Lamounier – Entre as legítimas, estar na presidência é em si uma grande vantagem; ter o apoio do Lula e do PT, é outra grande vantagem; ter um eleitorado cativo no Nordeste e no Norte, graças ao bolsa-família, outra vantagem importante. Entre as ilegítimas, a gastança, que é real, e o lançamento de novos programas na base do SPP – “Se Pegar, Pegou”. Tudo somado, a presidente tem uma rampa de lançamento em torno de 35%, o que parece imbatível à primeira vista.
ZH – E como qualifica a oposição?
Lamounier – Faz anos que o PSDB é duramente criticado por certas parcelas da classe média (basta olhar as redes sociais) que não o consideram suficientemente oposicionista, avaliam que Aécio Neves não tem “carisma” e discordam do cronograma: acham que a campanha já devia estar na rua. Tudo isso mereceria ser discutido, mas vamos ao essencial: o PSDB começa com um índice de intenções de voto que mal chega à metade da rampa da Dilma. Ainda assim, convém lembrar que as três últimas eleições foram para o segundo turno. Em 2010, o José Serra fez uma campanha muito ruim, mas Dilma não venceu o segundo turno com folga.
ZH – Os movimentos que foram às ruas em junho podem influenciar nas eleições?
Lamounier – As manifestações iniciadas em junho nada tiveram a ver com o PT. Ao contrário, foram contra ele em grande parte. Em alguns casos, os manifestantes hostilizaram os petistas e rasgaram bandeiras do partido. Se voltarem por ocasião da Copa, os protestos serão certamente autônomos. Não se deixarão dominar pelo PT, até porque o seu alvo será o governo Dilma, responsável por esses gastos absurdos: essa absoluta distorção de prioridades que a Fifa impôs ao país.
ZH – Esses movimentos conseguirão se articular ou são forças esparsas?
Lamounier – É verdade que os protestos de junho-julho não tiveram uma liderança nem objetivos bem definidos. Mas, naquele caso em especial, isso não foi um fator de enfraquecimento, ao contrário, foi de robustecimento. Se vários grupos se sentassem à mesa para definir objetivos e escolher líderes, teriam gasto meses nisso, e as manifestações não teriam acontecido. Sem esquecer que os líderes teriam constituído um alvo fácil para o PT, que trataria de desqualificá-los. O PT bateria o bumbo dizendo que eles não representavam ninguém, que tinham objetivos políticos escusos e por aí afora.
ZH – Poderia ser diferente em 2014?
Lamounier – Não sei, vamos ver.
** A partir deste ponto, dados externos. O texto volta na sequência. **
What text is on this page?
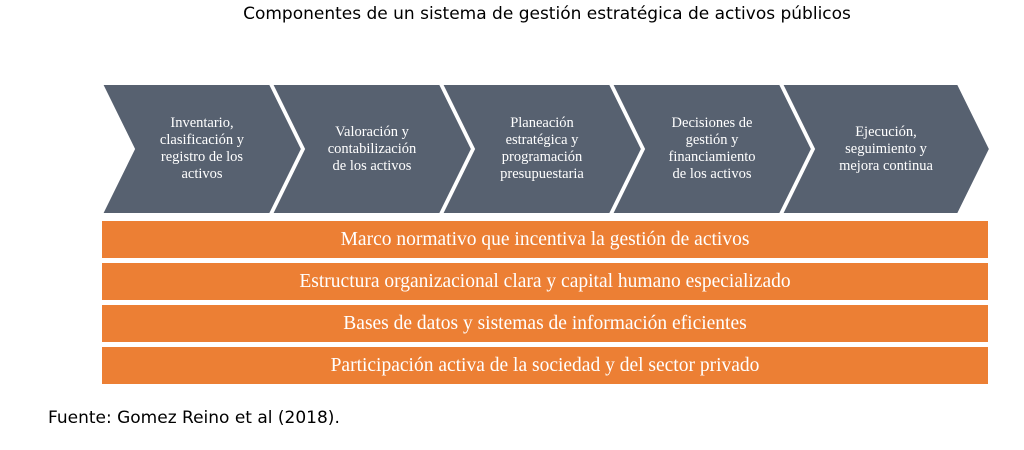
Componentes de un sistema de gestión estratégica de activos públicos
Inventario,
clasificación y
registro de los
activos
Valoración y
contabilización
de los activos
Planeación
estratégica y
programación
presupuestaria
Decisiones de
gestión y
financiamiento
de los activos
Ejecución,
seguimiento y
mejora continua
Marco normativo que incentiva la gestión de activos
Estructura organizacional clara y capital humano especializado
Bases de datos y sistemas de información eficientes
Participación activa de la sociedad y del sector privado
Fuente: Gomez Reino et al (2018).
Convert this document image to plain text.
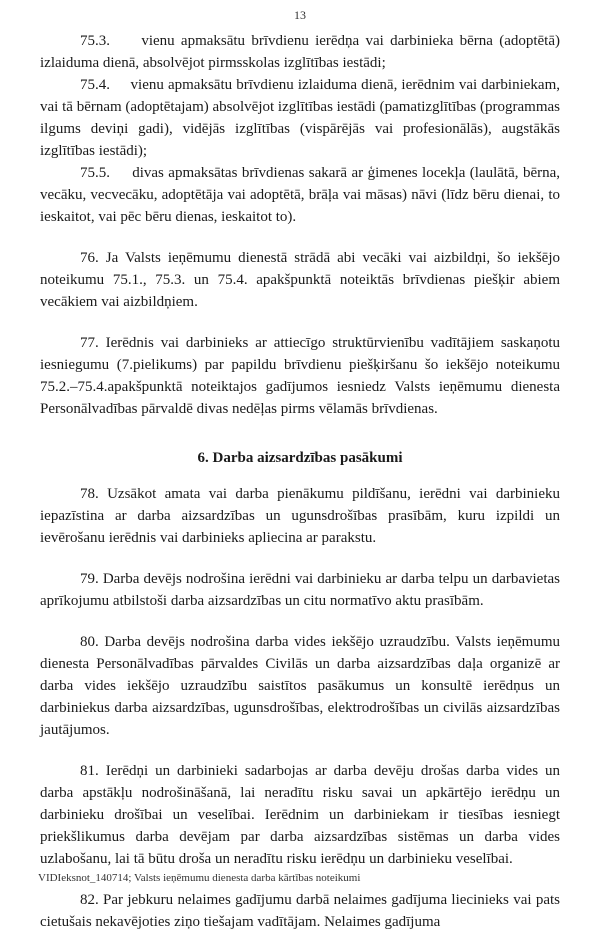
13

75.3. vienu apmaksātu brīvdienu ierēdņa vai darbinieka bērna (adoptētā) izlaiduma dienā, absolvējot pirmsskolas izglītības iestādi;

75.4. vienu apmaksātu brīvdienu izlaiduma dienā, ierēdnim vai darbiniekam, vai tā bērnam (adoptētajam) absolvējot izglītības iestādi (pamatizglītības (programmas ilgums deviņi gadi), vidējās izglītības (vispārējās vai profesionālās), augstākās izglītības iestādi);

75.5. divas apmaksātas brīvdienas sakarā ar ģimenes locekļa (laulātā, bērna, vecāku, vecvecāku, adoptētāja vai adoptētā, brāļa vai māsas) nāvi (līdz bēru dienai, to ieskaitot, vai pēc bēru dienas, ieskaitot to).

76. Ja Valsts ieņēmumu dienestā strādā abi vecāki vai aizbildņi, šo iekšējo noteikumu 75.1., 75.3. un 75.4. apakšpunktā noteiktās brīvdienas piešķir abiem vecākiem vai aizbildņiem.

77. Ierēdnis vai darbinieks ar attiecīgo struktūrvienību vadītājiem saskaņotu iesniegumu (7.pielikums) par papildu brīvdienu piešķiršanu šo iekšējo noteikumu 75.2.–75.4.apakšpunktā noteiktajos gadījumos iesniedz Valsts ieņēmumu dienesta Personālvadības pārvaldē divas nedēļas pirms vēlamās brīvdienas.

6. Darba aizsardzības pasākumi

78. Uzsākot amata vai darba pienākumu pildīšanu, ierēdni vai darbinieku iepazīstina ar darba aizsardzības un ugunsdrošības prasībām, kuru izpildi un ievērošanu ierēdnis vai darbinieks apliecina ar parakstu.

79. Darba devējs nodrošina ierēdni vai darbinieku ar darba telpu un darbavietas aprīkojumu atbilstoši darba aizsardzības un citu normatīvo aktu prasībām.

80. Darba devējs nodrošina darba vides iekšējo uzraudzību. Valsts ieņēmumu dienesta Personālvadības pārvaldes Civilās un darba aizsardzības daļa organizē ar darba vides iekšējo uzraudzību saistītos pasākumus un konsultē ierēdņus un darbiniekus darba aizsardzības, ugunsdrošības, elektrodrošības un civilās aizsardzības jautājumos.

81. Ierēdņi un darbinieki sadarbojas ar darba devēju drošas darba vides un darba apstākļu nodrošināšanā, lai neradītu risku savai un apkārtējo ierēdņu un darbinieku drošībai un veselībai. Ierēdnim un darbiniekam ir tiesības iesniegt priekšlikumus darba devējam par darba aizsardzības sistēmas un darba vides uzlabošanu, lai tā būtu droša un neradītu risku ierēdņu un darbinieku veselībai.

82. Par jebkuru nelaimes gadījumu darbā nelaimes gadījuma liecinieks vai pats cietušais nekavējoties ziņo tiešajam vadītājam. Nelaimes gadījuma

VIDIeksnot_140714; Valsts ieņēmumu dienesta darba kārtības noteikumi
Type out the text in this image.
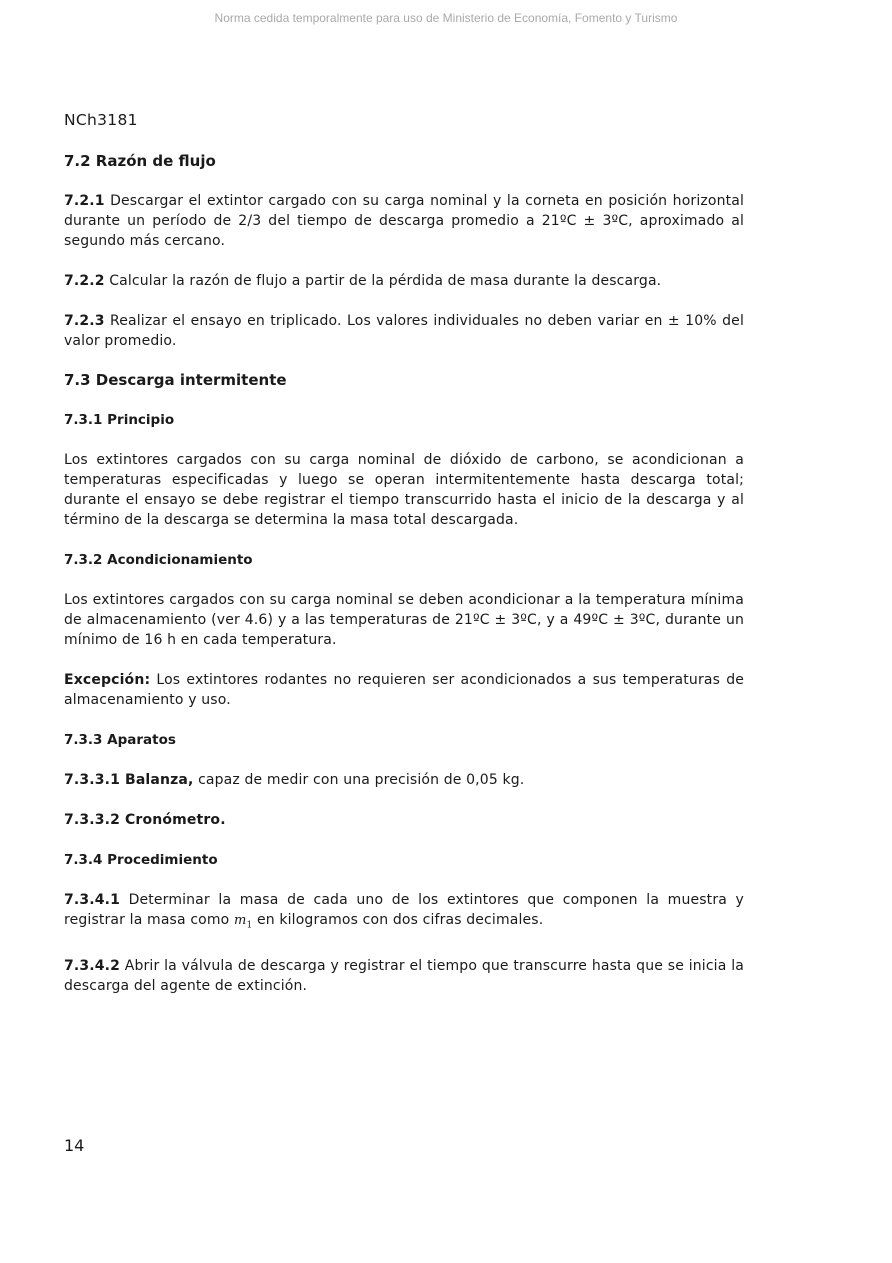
Norma cedida temporalmente para uso de Ministerio de Economía, Fomento y Turismo
NCh3181
7.2 Razón de flujo

7.2.1 Descargar el extintor cargado con su carga nominal y la corneta en posición horizontal durante un período de 2/3 del tiempo de descarga promedio a 21ºC ± 3ºC, aproximado al segundo más cercano.

7.2.2 Calcular la razón de flujo a partir de la pérdida de masa durante la descarga.

7.2.3 Realizar el ensayo en triplicado. Los valores individuales no deben variar en ± 10% del valor promedio.

7.3 Descarga intermitente
7.3.1 Principio

Los extintores cargados con su carga nominal de dióxido de carbono, se acondicionan a temperaturas especificadas y luego se operan intermitentemente hasta descarga total; durante el ensayo se debe registrar el tiempo transcurrido hasta el inicio de la descarga y al término de la descarga se determina la masa total descargada.

7.3.2 Acondicionamiento

Los extintores cargados con su carga nominal se deben acondicionar a la temperatura mínima de almacenamiento (ver 4.6) y a las temperaturas de 21ºC ± 3ºC, y a 49ºC ± 3ºC, durante un mínimo de 16 h en cada temperatura.

Excepción: Los extintores rodantes no requieren ser acondicionados a sus temperaturas de almacenamiento y uso.

7.3.3 Aparatos

7.3.3.1 Balanza, capaz de medir con una precisión de 0,05 kg.

7.3.3.2 Cronómetro.

7.3.4 Procedimiento

7.3.4.1 Determinar la masa de cada uno de los extintores que componen la muestra y registrar la masa como $m_1$ en kilogramos con dos cifras decimales.

7.3.4.2 Abrir la válvula de descarga y registrar el tiempo que transcurre hasta que se inicia la descarga del agente de extinción.

14
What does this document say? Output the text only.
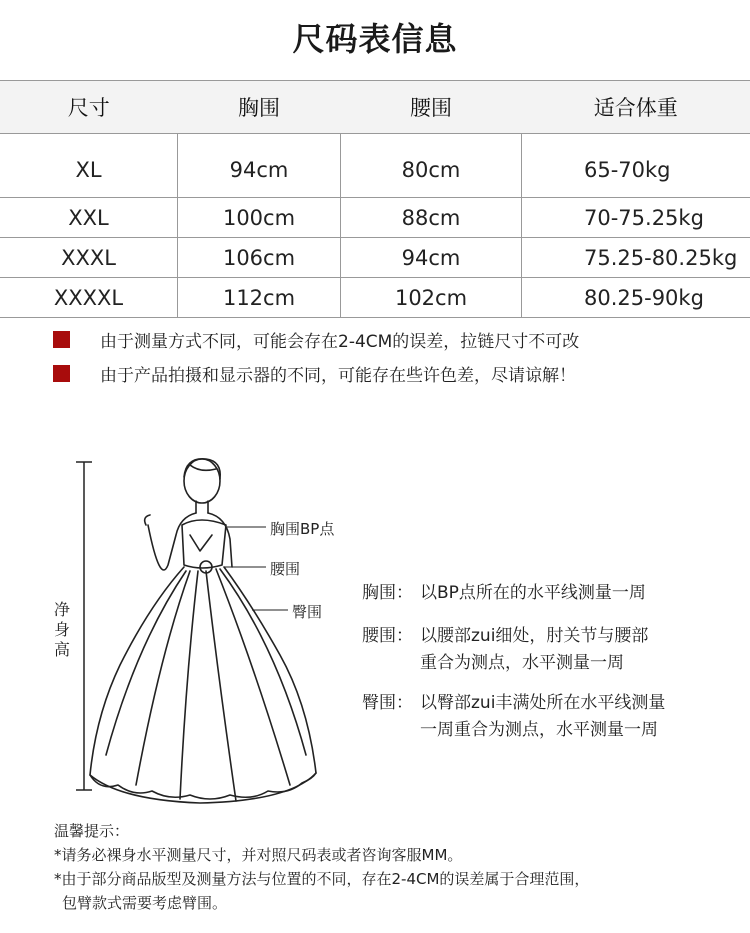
尺码表信息
尺寸	胸围	腰围	适合体重
XL	94cm	80cm	65-70kg
XXL	100cm	88cm	70-75.25kg
XXXL	106cm	94cm	75.25-80.25kg
XXXXL	112cm	102cm	80.25-90kg
由于测量方式不同，可能会存在2-4CM的误差，拉链尺寸不可改
由于产品拍摄和显示器的不同，可能存在些许色差，尽请谅解！
净身高
胸围BP点
腰围
臀围
胸围： 以BP点所在的水平线测量一周
腰围： 以腰部zui细处，肘关节与腰部
重合为测点，水平测量一周
臀围： 以臀部zui丰满处所在水平线测量
一周重合为测点，水平测量一周
温馨提示：
*请务必裸身水平测量尺寸，并对照尺码表或者咨询客服MM。
*由于部分商品版型及测量方法与位置的不同，存在2-4CM的误差属于合理范围，
包臂款式需要考虑臂围。
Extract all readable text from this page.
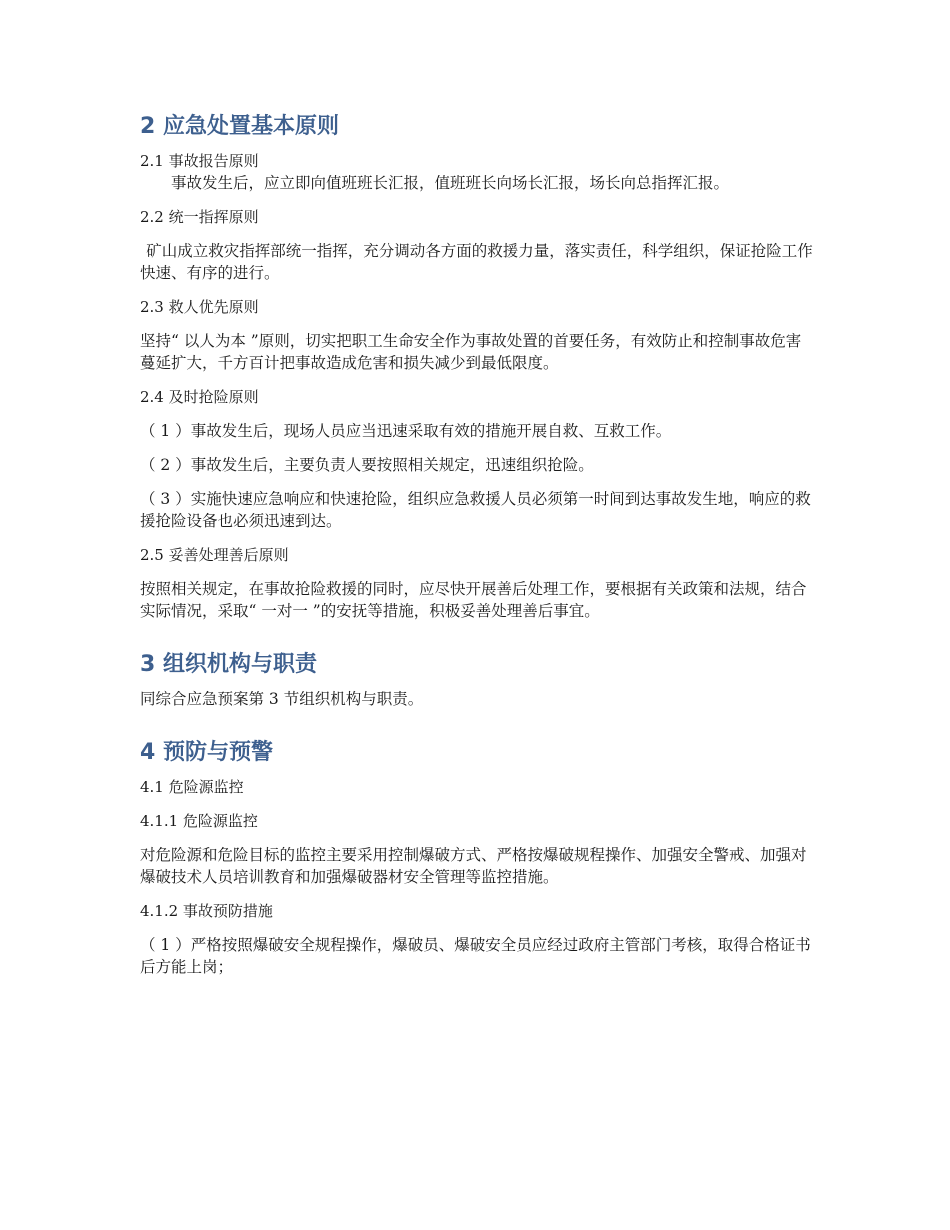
2 应急处置基本原则

2.1 事故报告原则

事故发生后，应立即向值班班长汇报，值班班长向场长汇报，场长向总指挥汇报。

2.2 统一指挥原则

矿山成立救灾指挥部统一指挥，充分调动各方面的救援力量，落实责任，科学组织，保证抢险工作快速、有序的进行。

2.3 救人优先原则

坚持“ 以人为本 ”原则，切实把职工生命安全作为事故处置的首要任务，有效防止和控制事故危害蔓延扩大，千方百计把事故造成危害和损失减少到最低限度。

2.4 及时抢险原则

（ 1 ）事故发生后，现场人员应当迅速采取有效的措施开展自救、互救工作。

（ 2 ）事故发生后，主要负责人要按照相关规定，迅速组织抢险。

（ 3 ）实施快速应急响应和快速抢险，组织应急救援人员必须第一时间到达事故发生地，响应的救援抢险设备也必须迅速到达。

2.5 妥善处理善后原则

按照相关规定，在事故抢险救援的同时，应尽快开展善后处理工作，要根据有关政策和法规，结合实际情况，采取“ 一对一 ”的安抚等措施，积极妥善处理善后事宜。

3 组织机构与职责

同综合应急预案第 3 节组织机构与职责。

4 预防与预警

4.1 危险源监控

4.1.1 危险源监控

对危险源和危险目标的监控主要采用控制爆破方式、严格按爆破规程操作、加强安全警戒、加强对爆破技术人员培训教育和加强爆破器材安全管理等监控措施。

4.1.2 事故预防措施

（ 1 ）严格按照爆破安全规程操作，爆破员、爆破安全员应经过政府主管部门考核，取得合格证书后方能上岗；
Em princípio, eu acho que não vai ser muito diferente.
ZH – O brasileiro estaria desencantado com a política e as eleições?
Lamounier – O tema do desencanto retorna a cada ano eleitoral, mas, na hora H, os eleitores comparecem e votam. O envolvimento popular poderia ser melhor, mais intenso? É claro que poderia, mas também é verdade que nós analisamos esse assunto numa ótica muito idealizada, imaginando um padrão de civismo e participação que não existe em parte alguma do mundo.